Сова замолчала, смахнула слезинку, хотела что-то еще сказать, но только как-то беспомощно махнула крылом и отвернулась.
На зверей было жалко смотреть. Они выглядели, как нашкодившие дети, которым стало стыдно. Молчала даже обезьяна. Неистовствовал только корректор:
— Скажи ей, что сама дура! Жалеет она! Сама юродивая! Скажи, что я пристрелю ее в первый же день охотничьего сезона. И пускай меня наказывают по всей строгости. Ха-ха-ха!
Корректор переключился на бурное веселье. Уже прорезалось характерное кудахтанье. На полчаса можно выключить радио, чтобы послушать зайца. Говорил он очень тихо:
— Слушал я сову, и сердце кровью обливалось. Бедные дистрофики. И хиленькие, и умишком слабоваты. Ну как о таких не позаботиться: «На, крошка, сосочку. Попей парного молочка. Скушай котлетку из зайчатинки. Укройся соболиными мехами». Ничего для крошки не жалко. Последнего зайца отдадим. Лишь бы бедное дитя было накормлено и одето. Кушай, малютка. Расти большой. Ура! Вырастили дебила! Теперь ему еще больше мяса надо. И не только мяса. Игрушки подавай: сумочки из крокодильей кожи, фигурки из слоновой кости… А вот и в войну дитятке поиграть захотелось. Ничего, пускай поиграет. Набьет себе синяков — думать начнет, поумнеет. Нет, что-то не умнеет. А зачем? И так на всем готовом. Очень выгодно быть дурачком. Всю жизнь можно требовать хлеба и зрелищ. Ради этого и Землю можно рвануть. Во зрелище будет!

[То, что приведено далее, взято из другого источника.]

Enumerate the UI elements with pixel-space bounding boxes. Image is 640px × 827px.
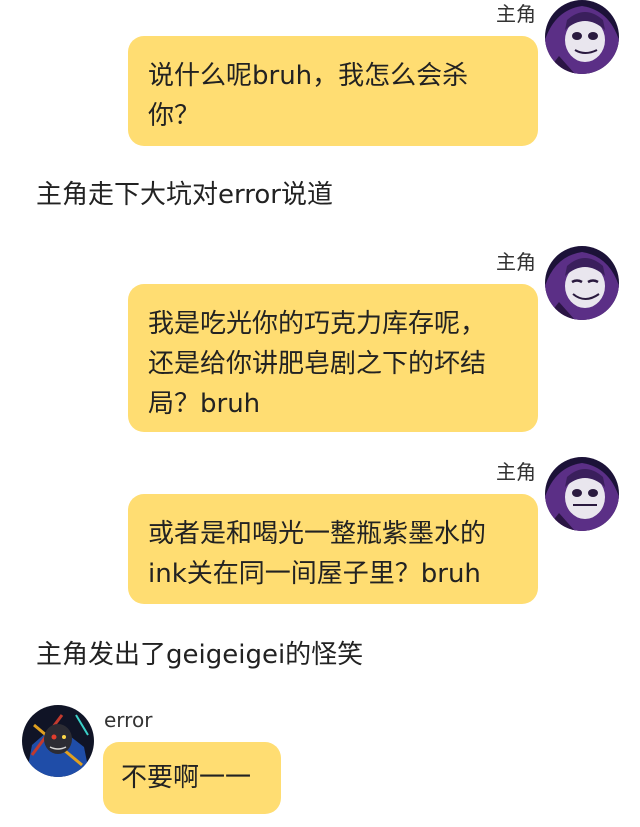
message-line: 我是吃光你的巧克力库存呢， [148,309,487,339]
message-bubble: 或者是和喝光一整瓶紫墨水的 ink关在同一间屋子里？bruh [128,494,538,604]
message-line: ink关在同一间屋子里？bruh [148,559,481,589]
message-line: 还是给你讲肥皂剧之下的坏结 [148,349,487,379]
skeleton-face-icon [545,0,619,74]
narration-text: 主角发出了geigeigei的怪笑 [36,640,364,670]
error-skeleton-icon [22,705,94,777]
message-line: 局？bruh [148,389,261,419]
error-avatar[interactable] [22,705,94,777]
message-bubble: 我是吃光你的巧克力库存呢， 还是给你讲肥皂剧之下的坏结 局？bruh [128,284,538,432]
sender-name: error [104,708,153,732]
narration-text: 主角走下大坑对error说道 [36,180,333,210]
skeleton-face-icon [545,246,619,320]
sender-name: 主角 [496,460,536,484]
message-line: 你？ [148,101,201,131]
message-line: 或者是和喝光一整瓶紫墨水的 [148,519,487,549]
sender-name: 主角 [496,2,536,26]
message-line: 说什么呢bruh，我怎么会杀 [148,61,469,91]
sender-name: 主角 [496,250,536,274]
protagonist-avatar[interactable] [545,246,619,320]
protagonist-avatar[interactable] [545,457,619,531]
message-bubble: 说什么呢bruh，我怎么会杀 你？ [128,36,538,146]
protagonist-avatar[interactable] [545,0,619,74]
message-bubble: 不要啊一一 [103,742,281,814]
skeleton-face-icon [545,457,619,531]
message-line: 不要啊一一 [121,763,252,793]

Нет, воспитанием дистрофиков нужно заниматься серьезно. Уж слишком мы их разбаловали. Предлагаю отправить дистрофиков на перевоспитание к бабушке Луне. Она давно об этом просит. Надо уважить. Нрава она строгого, даже сурового. У нее особо не набалуешься. Лучше воспитателя для дистрофиков не найти.
— Нет! — завопил корректор. — Я против! Как можно?! Мы… мы самые великие, умные, ловкие, красивые. Мы лучше всех. Какая тут может быть Луна? Ни за что! Никогда!
Я представил, как корректор, тряся жирным животом, носится по кабинету и молотит воздух короткими толстыми руками. Не хватит никакой фантазии, чтобы назвать его самым великим и красивым.
А на поляне страсти накалялись. Большинство склонялось за переселение дистрофиков на Луну. Против были домашние свиньи. Они поголовно были готовы пойти на убой — лишь бы побалдеть годик в грязных и вонючих свинарниках. Свиньи и добились того, чтобы обратиться за консультацией в Межгалактический Совет, который поддержал идею переселения и обещал прислать эскадрилью летающих тарелок.
Объявили голосование.
— Голосуй против! Голосуй против! — надрывался корректор.
— Поднимай обе руки!
Я послушно поднял. Медведица презрительно фыркнула:
— Раба могила исправит.
Она демонстративно отвернулась и направилась к белому медведю. Конгресс на всех парах катился к завершению, но тут встряла ворона:
— Погодите. А как мы сообщим о своем решении? Они же ничего не поймут.
— Да, одними междометиями тут ничего не объяснишь, — согласился председатель воробей.